Belgian Competition Authority Advises Antwerp Court of Appeal as Amicus Curiae in “Verticals” Case

On 17 November 2014, the Belgian Competition Authority ("BCA") filed a brief as amicus curiae before the Court of Appeal of Antwerp in a case concerning a vertical agreement in the express delivery sector.

Under Article IV.77 of the Code of Economic Law, the BCA can, on its own initiative or at the request of a Belgian jurisdiction, issue an opinion as amicus curiae on the application of Belgian or European competition law to a specific case. This possibility did not exist before the entry into force of the new competition law provisions in September 2013. Until then, the BCA could intervene as amicus curiae on the interpretation of European competition law only, pursuant to Article 15(3) of EU Regulation 1/2003.

The BCA filed a brief before the Court of Appeal of Antwerp in proceedings pitting Biomet Belgium BVBA ("Biomet") against AGX Group BVBA ("AGX"). In 2008, AGX and Biomet had entered into a vertical agreement whereby AGX would transport and deliver the surgical equipment which Biomet lends to hospitals for surgeries. Under this agreement, AGX enjoyed permanent exclusivity over Biomet's "standard orders", although such exclusivity did not extend to "rush orders". The issue of the potentially anticompetitive nature of this agreement arose before the Court of Appeal of Antwerp. On 23 June 2014, the Court adopted an interim judgment requesting the BCA to take a position on the definition of the relevant market, on the calculation of the market shares of the parties and on whether the agreement appreciably restricted competition.

The BCA first defined the relevant market on the basis of the decisional practice of the European Commission. This distinguishes between express delivery and standard delivery of small packages (of less than 31.5 kg) and between domestic and international delivery services. On this basis, the BCA determined that the relevant market was the Belgian market for express delivery of small packages, without further narrowing this definition to medical or surgical packages, contrary to Biomet' s position.

The BCA then noted that the submissions and evidence filed by the parties in the procedure did not enable it to determine exactly their market shares in the relevant market. However, based on the judgment adopted in first instance by the Commercial Court of Antwerp on 3 April 2012 and on the submissions of the parties, the BCA considered that the market shares of both parties were very probably below 15%.

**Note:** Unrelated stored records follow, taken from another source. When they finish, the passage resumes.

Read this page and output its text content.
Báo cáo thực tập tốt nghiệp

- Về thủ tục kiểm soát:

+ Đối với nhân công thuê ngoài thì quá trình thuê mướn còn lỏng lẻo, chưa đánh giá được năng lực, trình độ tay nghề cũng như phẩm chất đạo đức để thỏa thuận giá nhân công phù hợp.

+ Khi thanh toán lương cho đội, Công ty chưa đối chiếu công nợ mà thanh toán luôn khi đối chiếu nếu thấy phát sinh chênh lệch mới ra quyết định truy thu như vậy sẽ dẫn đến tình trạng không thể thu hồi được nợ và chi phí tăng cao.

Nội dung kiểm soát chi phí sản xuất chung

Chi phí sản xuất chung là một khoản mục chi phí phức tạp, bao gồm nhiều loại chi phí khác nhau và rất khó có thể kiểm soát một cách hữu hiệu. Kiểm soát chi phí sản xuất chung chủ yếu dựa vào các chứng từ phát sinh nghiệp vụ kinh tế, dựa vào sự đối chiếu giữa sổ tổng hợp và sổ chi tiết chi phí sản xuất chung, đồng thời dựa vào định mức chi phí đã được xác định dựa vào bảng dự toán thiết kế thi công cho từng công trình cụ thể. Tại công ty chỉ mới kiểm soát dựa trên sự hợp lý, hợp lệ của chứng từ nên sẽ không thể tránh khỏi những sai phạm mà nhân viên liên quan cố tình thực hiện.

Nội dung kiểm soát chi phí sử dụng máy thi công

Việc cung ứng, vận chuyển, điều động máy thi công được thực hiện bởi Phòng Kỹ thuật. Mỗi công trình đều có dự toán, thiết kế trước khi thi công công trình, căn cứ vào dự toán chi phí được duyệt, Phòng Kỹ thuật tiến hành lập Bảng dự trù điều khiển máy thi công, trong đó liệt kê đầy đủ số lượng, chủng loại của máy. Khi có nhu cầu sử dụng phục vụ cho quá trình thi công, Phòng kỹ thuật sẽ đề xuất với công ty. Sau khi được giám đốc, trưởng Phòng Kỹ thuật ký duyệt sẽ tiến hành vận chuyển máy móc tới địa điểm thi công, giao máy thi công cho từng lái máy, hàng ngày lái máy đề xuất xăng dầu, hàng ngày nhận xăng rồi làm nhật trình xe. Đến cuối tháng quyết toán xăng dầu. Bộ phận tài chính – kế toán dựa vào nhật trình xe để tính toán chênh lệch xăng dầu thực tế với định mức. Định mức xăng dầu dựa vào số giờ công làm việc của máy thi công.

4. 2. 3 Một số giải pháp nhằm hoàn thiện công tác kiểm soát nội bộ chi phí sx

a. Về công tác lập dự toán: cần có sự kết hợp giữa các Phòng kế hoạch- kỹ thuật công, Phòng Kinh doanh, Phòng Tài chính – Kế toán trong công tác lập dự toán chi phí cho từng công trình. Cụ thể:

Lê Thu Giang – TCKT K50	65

Finally, the BCA analysed the effects of the agreement. The BCA noted that the permanent exclusivity clause covered the entire territory of a Member State of the EU. As a result, such a restriction could affect competition within the internal market and fall under Article 101 of the Treaty on the Functioning of the European Union ("TFEU"), provided it had an appreciable effect on competition. However, the BCA found that this restriction was unlikely to have an appreciable effect on either Belgian or European competition, as it satisfied the conditions set out under the De Minimis Notice of the European Commission. None of the parties' market shares exceeded 15% and the contested exclusivity clause did not constitute a restriction "by object" as defined by EU case law. The BCA concluded that the agreement between Biomet and AGX did not have an appreciable effect on competition and therefore fell outside the scope of both Article 101 TFEU and its Belgian equivalent, Article IV.1 of the Code of Economic Law.

The opinion of the BCA does not bind the Court of Appeal of Antwerp which still has to rule on the merits of this case.